A Comparative Study of Dynamic Programming and Reinforcement Learning in Finite Horizon Dynamic Pricing
For researchers and practitioners in dynamic pricing, this study clarifies the trade-offs between DP and RL in realistic multi-dimensional settings, providing guidance on method selection based on problem complexity and computational resources.
This paper compares Fitted Dynamic Programming (DP) and Reinforcement Learning (RL) in finite-horizon dynamic pricing across environments of increasing complexity, including multi-typology settings with heterogeneous demand and constraints. Results show that DP achieves higher revenue (up to 15% improvement) but at higher computational cost, while RL offers better scalability and constraint satisfaction.
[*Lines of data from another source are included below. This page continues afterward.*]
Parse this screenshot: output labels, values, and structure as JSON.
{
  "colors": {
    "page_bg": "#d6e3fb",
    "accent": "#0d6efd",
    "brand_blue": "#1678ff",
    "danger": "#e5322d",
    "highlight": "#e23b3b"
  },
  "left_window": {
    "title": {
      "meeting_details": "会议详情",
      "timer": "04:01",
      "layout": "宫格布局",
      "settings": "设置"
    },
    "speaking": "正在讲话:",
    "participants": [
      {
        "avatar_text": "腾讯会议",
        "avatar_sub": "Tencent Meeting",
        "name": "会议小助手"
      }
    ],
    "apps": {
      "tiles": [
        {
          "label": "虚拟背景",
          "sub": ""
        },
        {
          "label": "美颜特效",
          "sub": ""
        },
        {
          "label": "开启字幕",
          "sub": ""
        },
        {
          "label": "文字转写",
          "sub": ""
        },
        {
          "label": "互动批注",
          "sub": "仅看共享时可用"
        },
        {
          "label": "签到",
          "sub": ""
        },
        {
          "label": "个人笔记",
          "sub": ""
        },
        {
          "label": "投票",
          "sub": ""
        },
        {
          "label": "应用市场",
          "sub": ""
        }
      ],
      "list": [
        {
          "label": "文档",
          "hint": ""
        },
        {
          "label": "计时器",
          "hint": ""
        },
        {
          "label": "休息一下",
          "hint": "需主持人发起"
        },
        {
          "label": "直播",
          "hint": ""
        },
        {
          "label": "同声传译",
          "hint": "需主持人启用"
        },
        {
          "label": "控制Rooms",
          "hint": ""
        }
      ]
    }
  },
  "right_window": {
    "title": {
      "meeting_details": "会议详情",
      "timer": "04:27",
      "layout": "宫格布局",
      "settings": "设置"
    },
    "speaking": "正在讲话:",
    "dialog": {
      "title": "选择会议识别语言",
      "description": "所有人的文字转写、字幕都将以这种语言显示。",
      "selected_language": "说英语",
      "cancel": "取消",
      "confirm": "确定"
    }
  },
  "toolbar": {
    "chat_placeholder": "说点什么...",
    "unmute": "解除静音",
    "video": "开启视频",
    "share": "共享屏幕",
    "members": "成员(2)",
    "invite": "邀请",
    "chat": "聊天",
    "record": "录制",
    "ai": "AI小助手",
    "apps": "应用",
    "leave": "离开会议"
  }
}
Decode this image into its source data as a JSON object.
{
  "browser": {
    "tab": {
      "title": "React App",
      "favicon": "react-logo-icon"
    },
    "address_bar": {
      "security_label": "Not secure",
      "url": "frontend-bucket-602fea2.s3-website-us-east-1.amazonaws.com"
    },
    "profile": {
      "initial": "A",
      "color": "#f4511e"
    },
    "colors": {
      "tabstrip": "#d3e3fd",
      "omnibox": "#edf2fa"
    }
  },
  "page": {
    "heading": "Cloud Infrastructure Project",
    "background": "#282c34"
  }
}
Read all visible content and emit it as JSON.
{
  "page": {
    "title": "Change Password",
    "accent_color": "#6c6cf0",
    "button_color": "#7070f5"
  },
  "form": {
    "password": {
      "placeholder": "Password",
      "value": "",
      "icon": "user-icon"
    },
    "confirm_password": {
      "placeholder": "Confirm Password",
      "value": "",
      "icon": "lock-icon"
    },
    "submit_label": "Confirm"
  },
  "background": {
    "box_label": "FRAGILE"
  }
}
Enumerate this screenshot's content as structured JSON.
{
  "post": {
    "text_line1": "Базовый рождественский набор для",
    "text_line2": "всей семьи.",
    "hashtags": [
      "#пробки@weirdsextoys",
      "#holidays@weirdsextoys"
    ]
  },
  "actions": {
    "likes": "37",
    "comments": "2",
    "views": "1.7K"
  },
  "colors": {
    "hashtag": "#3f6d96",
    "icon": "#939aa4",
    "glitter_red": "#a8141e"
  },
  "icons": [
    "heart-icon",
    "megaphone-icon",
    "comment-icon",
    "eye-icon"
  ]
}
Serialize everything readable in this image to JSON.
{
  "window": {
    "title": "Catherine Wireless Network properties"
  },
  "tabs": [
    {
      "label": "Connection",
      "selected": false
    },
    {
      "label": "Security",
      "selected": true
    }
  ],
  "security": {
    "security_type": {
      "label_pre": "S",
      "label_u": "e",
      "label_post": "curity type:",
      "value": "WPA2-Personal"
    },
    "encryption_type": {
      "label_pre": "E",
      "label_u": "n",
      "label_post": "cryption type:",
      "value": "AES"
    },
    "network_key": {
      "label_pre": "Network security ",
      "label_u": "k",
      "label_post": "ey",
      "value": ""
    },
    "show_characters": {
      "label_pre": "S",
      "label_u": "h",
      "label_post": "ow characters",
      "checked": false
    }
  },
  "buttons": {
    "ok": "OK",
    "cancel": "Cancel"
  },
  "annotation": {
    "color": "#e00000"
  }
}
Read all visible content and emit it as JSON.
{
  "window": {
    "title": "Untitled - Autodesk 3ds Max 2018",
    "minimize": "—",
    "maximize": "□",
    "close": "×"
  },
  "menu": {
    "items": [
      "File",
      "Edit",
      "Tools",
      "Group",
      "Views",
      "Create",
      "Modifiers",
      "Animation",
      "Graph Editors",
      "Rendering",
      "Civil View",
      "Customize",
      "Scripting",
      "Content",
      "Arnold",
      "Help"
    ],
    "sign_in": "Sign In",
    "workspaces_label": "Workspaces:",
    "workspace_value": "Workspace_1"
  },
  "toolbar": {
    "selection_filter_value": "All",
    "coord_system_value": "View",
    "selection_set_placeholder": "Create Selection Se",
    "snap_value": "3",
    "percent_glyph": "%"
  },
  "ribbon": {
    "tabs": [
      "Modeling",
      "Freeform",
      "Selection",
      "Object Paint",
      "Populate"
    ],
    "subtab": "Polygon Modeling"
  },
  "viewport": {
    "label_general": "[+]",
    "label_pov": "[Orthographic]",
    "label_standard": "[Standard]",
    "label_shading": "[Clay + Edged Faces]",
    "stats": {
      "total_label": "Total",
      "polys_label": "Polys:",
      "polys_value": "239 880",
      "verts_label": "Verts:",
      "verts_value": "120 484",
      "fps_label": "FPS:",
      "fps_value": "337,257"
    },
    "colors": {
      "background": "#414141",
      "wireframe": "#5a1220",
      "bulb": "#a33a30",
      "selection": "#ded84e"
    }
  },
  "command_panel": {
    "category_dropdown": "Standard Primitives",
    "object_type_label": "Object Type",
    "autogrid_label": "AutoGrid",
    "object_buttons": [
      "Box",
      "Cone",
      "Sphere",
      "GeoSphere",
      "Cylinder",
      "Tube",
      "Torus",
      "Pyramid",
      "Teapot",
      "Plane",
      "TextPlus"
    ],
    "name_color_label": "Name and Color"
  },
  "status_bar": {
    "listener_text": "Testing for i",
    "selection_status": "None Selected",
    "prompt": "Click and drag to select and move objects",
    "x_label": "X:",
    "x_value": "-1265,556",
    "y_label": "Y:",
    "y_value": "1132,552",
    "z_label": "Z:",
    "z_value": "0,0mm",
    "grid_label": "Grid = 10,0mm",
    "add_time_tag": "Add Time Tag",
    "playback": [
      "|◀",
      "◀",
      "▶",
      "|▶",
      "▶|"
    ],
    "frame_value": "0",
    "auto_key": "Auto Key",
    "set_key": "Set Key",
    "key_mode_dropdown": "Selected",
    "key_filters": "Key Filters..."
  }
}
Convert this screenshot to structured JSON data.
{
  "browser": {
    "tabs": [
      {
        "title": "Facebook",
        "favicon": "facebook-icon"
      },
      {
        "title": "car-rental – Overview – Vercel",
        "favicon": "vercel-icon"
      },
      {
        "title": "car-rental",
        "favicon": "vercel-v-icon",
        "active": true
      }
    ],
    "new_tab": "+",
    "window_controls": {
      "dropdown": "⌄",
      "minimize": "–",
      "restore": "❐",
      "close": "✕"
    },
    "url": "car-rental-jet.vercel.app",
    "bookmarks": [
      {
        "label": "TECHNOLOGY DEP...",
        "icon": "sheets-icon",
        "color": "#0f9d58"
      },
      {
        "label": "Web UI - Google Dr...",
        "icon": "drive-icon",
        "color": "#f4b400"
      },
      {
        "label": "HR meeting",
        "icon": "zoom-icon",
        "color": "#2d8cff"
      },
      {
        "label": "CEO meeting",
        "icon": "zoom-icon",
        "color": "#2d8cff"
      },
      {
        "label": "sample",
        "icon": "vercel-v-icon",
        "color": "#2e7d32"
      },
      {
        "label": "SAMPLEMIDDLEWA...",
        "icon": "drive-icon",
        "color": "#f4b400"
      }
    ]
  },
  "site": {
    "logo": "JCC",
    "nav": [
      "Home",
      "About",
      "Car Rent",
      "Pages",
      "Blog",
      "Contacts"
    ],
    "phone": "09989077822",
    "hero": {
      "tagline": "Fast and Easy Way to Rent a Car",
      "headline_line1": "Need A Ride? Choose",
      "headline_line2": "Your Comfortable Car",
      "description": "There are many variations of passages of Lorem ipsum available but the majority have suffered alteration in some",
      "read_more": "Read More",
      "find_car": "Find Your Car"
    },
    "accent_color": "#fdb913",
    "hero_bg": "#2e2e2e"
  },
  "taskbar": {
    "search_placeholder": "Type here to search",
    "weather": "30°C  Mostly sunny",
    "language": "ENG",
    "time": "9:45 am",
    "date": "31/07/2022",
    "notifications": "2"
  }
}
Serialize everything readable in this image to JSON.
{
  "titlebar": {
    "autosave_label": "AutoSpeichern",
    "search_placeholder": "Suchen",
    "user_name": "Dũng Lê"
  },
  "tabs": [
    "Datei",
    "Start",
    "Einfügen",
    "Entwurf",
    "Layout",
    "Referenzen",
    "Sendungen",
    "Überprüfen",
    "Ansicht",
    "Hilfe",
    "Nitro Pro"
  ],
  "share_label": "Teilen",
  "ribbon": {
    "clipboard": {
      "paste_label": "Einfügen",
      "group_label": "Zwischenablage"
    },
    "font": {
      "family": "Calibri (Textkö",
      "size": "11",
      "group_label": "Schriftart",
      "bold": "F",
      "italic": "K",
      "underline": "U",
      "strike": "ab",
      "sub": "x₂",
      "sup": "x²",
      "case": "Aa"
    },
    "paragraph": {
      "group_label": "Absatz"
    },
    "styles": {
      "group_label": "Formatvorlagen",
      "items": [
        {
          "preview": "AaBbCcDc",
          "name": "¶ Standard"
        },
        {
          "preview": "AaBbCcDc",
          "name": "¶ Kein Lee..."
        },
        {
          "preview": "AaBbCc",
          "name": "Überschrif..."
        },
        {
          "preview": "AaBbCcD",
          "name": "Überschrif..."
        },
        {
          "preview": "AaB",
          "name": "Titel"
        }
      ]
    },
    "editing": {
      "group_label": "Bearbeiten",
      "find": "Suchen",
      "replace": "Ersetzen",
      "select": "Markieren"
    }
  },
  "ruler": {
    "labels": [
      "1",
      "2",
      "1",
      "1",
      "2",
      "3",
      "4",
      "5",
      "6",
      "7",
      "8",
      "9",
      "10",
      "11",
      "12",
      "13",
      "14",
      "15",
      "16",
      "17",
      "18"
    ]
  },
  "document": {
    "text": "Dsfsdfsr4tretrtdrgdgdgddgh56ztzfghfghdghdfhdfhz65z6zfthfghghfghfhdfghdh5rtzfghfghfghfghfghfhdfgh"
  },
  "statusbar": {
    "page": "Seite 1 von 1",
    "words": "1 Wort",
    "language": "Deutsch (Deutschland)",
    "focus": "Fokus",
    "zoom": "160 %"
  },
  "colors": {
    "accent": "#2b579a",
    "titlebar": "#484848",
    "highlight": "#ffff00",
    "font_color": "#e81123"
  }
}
This paper provides a systematic comparison between Fitted Dynamic Programming (DP), where demand is estimated from data, and Reinforcement Learning (RL) methods in finite-horizon dynamic pricing problems. We analyze their performance across environments of increasing structural complexity, ranging from a single typology benchmark to multi-typology settings with heterogeneous demand and inter-temporal revenue constraints. Unlike simplified comparisons that restrict DP to low-dimensional settings, we apply dynamic programming in richer, multi-dimensional environments with multiple product types and constraints. We evaluate revenue performance, stability, constraint satisfaction behavior, and computational scaling, highlighting the trade-offs between explicit expectation-based optimization and trajectory-based learning.